How to Build a Data Analytics Team & Start Getting Results

Walid Abou-Halloun

Posted by Walid Abou-Halloun Date: Jan 11, 2018 5:58:00 AM

Did you know that Merck, the $40 billion healthcare company, used data analytics to reduce manufacturing lead time by 30% and inventory carrying costs by 50%?

Xerox used big data to reduce attrition in their call centres by 20%, which is no small feat.

And yet, data and analytics aren’t just useful for businesses and the corporate world.

Did you know that Germany’s national football team built a data analytics team that provided data-driven insights to cut down average possession times from 3.4 seconds to 1.1 seconds?
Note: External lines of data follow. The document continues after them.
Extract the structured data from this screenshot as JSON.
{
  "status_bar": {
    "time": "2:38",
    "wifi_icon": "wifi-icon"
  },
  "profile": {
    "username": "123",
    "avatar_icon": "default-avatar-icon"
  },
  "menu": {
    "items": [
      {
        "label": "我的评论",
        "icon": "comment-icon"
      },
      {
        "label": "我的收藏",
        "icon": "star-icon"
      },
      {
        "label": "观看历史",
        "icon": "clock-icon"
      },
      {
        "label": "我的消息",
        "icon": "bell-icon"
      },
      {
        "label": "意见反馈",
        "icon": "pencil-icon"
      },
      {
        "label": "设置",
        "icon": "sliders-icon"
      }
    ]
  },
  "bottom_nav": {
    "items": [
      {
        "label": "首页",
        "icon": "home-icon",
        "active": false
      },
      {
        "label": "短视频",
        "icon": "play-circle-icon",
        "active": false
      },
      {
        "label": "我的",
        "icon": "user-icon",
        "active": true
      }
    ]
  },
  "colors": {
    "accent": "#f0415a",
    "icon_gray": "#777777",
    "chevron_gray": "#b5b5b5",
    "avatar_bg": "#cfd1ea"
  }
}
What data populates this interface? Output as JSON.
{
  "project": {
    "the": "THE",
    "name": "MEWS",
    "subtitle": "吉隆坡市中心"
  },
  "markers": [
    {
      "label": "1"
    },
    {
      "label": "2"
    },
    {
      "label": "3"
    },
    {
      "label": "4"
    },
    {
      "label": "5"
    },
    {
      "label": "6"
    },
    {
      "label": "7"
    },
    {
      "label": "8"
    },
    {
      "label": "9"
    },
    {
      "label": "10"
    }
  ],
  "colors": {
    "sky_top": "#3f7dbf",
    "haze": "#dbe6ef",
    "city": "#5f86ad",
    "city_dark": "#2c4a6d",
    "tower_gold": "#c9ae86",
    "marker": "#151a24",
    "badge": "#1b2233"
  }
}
This might not sound like much, but it’s what allowed them to dominate their opponents in most of their matches. It’s also what eventually helped them to win the 2014 world cup in Brazil.

The Rise of Big Data

Big Data & Data Analytics started off as trendy buzzwords only a handful of years ago. Today, they are now front and centre in driving decisions and delivering results for businesses and organisations of all sizes.

The importance of data in business decision making continues to grow.

Now you may not have the size and scale of Merck or Xerox, however, a strong data analytics team in this digital economy is a worthwhile long term investment. Building this capability in your business might be just the thing you need to take your company to the next level, surge ahead of your competition and usher in a new phase of growth.

Big data analytics examines your data to uncover hidden insights or patterns providing businesses with the ability to identify new opportunities. This leads to smarter more agile business decisions that gives you the competitive edge in a crowded market.

Before you begin investing in data analytics, you should first ask yourself a couple of questions.

1. Is Your Organisation Ready for Data Analytics?

Most companies agree that data analytics are extremely important, but they also confess that they don’t possess the in-house capabilities needed to begin. In fact, 40% of all surveyed CIOs admit to having a skill gap in this domain within their organisations.

The talent required to build and staff a data analytics team is a very specialised sort and not readily available from within the conventional ranks. It’s hard to grow your data team internally. You may have to source these skills from the external market.

Data analytics teams have to be right at the forefront of your operations.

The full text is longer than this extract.